On top of that, it said, were the "indirect positive effects" of early deaths savings on health care, pensions, welfare and housing for the elderly. The government's net gain from the tobacco industry was $146 million, it said.
The study's conclusions were reported last week in The Wall Street Journal and since then have caused widespread buzz, eliciting response from columnists and television talk show hosts.
The incident has hurt the company's attempts to boost its reputation. It already has spent $100 million annually for positive advertising, donations and shelters for battered women to persuade the public it has changed its ways.
The company has canceled plans for similar studies in Poland, Slovakia, Hungary, and Slovenia, Parrish said.
The report was issued as part of a Philip Morris effort to lobby the Czech government against stricter health regulations on cigarettes.
Smoking rates in the Czech Republic are above average but declining, and the government must adopt some anti-smoking laws to join the European Union.
CBS News Correspondent Jim Axelrod reports the report indicated that smoking can save $30 million a year in health care, housing and pensions it won't have to pay to smokers who die before collecting.
Anti-tobacco groups said the study was offensive because it suggested that retired people have no value to society.
"Is it rational or ethical for a society or a government to consider the premature death of its population as preferable? We certainly don't think so," said Dr. Douglas Bettcher, coordinator of the World Health Organization's negotiations on a tobacco control treaty.
"No other company in the world would claim that killing its customers is good for society," said anti-smoking advocate Joe Cherner. "Philip Morris is not going to sit still and watch the Czech government prevent another generation of tobacco addiction and cost Philip Morris money."
Bettcher said the finding that cigarettes benefit the economy is debatable. A World Bank report last year concluded that it was relatively easy to quantify the economic benefits of smoking, but much more difficult to measure the costs.

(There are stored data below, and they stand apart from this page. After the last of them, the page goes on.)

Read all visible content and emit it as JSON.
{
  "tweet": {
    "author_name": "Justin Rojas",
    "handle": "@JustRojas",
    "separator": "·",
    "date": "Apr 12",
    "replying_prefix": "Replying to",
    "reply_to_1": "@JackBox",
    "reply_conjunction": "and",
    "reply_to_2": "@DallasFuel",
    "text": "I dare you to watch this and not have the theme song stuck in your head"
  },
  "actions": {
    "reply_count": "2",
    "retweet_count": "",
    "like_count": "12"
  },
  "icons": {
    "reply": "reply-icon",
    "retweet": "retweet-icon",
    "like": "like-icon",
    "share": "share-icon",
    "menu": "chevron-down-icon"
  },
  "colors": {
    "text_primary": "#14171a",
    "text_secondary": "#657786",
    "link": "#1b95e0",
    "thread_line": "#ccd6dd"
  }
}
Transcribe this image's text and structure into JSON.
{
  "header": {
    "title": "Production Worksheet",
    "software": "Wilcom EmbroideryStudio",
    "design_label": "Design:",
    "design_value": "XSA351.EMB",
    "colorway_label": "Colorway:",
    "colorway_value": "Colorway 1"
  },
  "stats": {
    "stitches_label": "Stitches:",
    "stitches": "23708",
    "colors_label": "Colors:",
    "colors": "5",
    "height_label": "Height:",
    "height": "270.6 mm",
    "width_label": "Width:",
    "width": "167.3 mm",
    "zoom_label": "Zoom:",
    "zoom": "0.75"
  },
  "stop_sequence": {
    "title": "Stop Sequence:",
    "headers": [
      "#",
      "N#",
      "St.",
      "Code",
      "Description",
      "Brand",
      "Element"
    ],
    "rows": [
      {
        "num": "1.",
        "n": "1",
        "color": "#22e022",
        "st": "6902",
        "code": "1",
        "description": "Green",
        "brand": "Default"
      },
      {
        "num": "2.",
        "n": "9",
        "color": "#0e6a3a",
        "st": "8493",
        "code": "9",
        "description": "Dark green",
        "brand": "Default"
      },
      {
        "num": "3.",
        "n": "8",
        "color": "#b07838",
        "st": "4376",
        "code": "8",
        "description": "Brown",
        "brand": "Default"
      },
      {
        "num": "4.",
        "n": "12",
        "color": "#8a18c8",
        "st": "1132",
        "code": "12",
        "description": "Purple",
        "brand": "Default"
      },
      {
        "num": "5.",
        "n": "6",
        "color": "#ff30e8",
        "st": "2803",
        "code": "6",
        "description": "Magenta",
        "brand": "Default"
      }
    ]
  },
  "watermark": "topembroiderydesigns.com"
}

The Czech health ministry also criticized the study.
"No government can calculate with reports like that," said spokesman Otakar Cerny. "The health minister leads an irreconcilable struggle with smoking so that Czech citizens live long and healthy lives."
But some politicians in the Czech Republic were less critical.
Last year, Czech Prime Minister Milos Zeman said he smoked cigarettes to boost the country's budget, citing cigarette taxes and the chance he could die before reaching pension age.